Smart Routing

How RelayPlane classifies tasks, scores complexity, and selects the optimal model for each request.

Routing Modes

The proxy supports four routing modes, controlled by routing.mode in config:

  • auto — Always classify and route by complexity, even when the client sends a specific model name. Recommended for maximum savings.
  • cascade — Start with a cheap model, escalate if the response shows uncertainty or refusal.
  • standard — Use learned routing rules from the core engine.
  • passthrough — No routing; forward requests as-is to the specified provider.

Complexity Classification

The classifier analyzes only the last user message (not system prompts) and assigns a numeric score:

SignalScorePatterns
Code indicators+2Code blocks, function/class/const/let/import
Analytical tasks+2analyze, compare, evaluate, assess, review, audit
Math/logic+2calculate, compute, solve, equation, prove, derive
Multi-step+2first...then, step 1/2, phase N
Architecture+3architect, infrastructure, distributed, microservice, system design
Creative writing+2write a story/essay/article, create a, design a
Implementation+2implement, refactor, debug, optimize, migrate
Planning+1strategy, roadmap, plan for
Long content+1 to +4>500 tokens: +1, >2000: +2, >5000: +2
Multiple requirements+1 to +2≥3 "and": +1, ≥5: +1 more

Score mapping: <2 = simple, 2-3 = moderate, ≥4 = complex

Task Type Inference

Separately from complexity, the core engine infers one of 9 task types from the prompt text. This is used for telemetry categorization and learned routing rules.

Cascade Escalation

In cascade mode, the proxy detects when a cheaper model's response is insufficient:

  • Uncertainty — phrases like "I'm not sure", "it's hard to say", "I can't definitively"
  • Refusal — phrases like "I can't help with that", "as an AI"
  • Error — provider returns an error

When escalation triggers, the request is re-sent to the next model in the cascade chain.

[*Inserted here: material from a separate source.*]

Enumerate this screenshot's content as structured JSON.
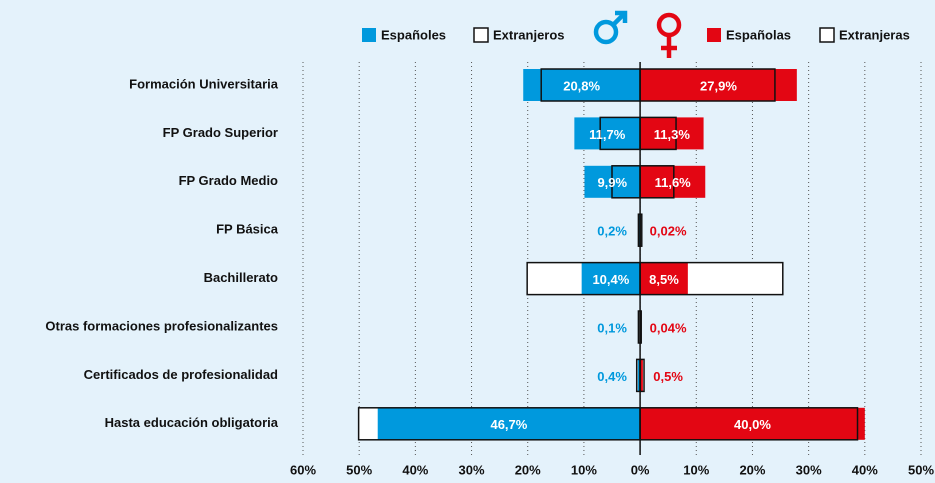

Cascade mode only works for non-streaming requests. Streaming requests automatically fall back to complexity-based routing.

Model Resolution

The proxy resolves models in this order:

  1. Check modelOverrides in config
  2. Check RelayPlane aliases (relayplane:autorp:balanced)
  3. Check smart aliases (rp:best, rp:fast, etc.)
  4. Check model mapping (sonnetclaude-sonnet-4-6)
  5. Auto-detect by prefix (claude-* → Anthropic, gpt-* → OpenAI, etc.)
  6. Try provider/model format (anthropic/claude-3-5-sonnet-latest)

Response Headers

Every proxied response includes routing metadata headers:

  • x-relayplane-routed-model — Actual model used
  • x-relayplane-requested-model — Original model requested
  • x-relayplane-complexity — Inferred complexity level
  • x-relayplane-provider — Provider used
  • x-relayplane-routing-mode — Which routing mode was applied

Suffix Routing

Append a routing suffix to any model name to override the routing strategy for that request:

  • claude-sonnet-4-6:cost — Force cost optimization
  • gpt-4o:quality — Force highest quality
  • claude-3-5-haiku:fast — Force fastest model
Header override: Use the X-RelayPlane-Model header to override the model for a single request without changing the request body. Use X-RelayPlane-Bypass: true to skip routing entirely.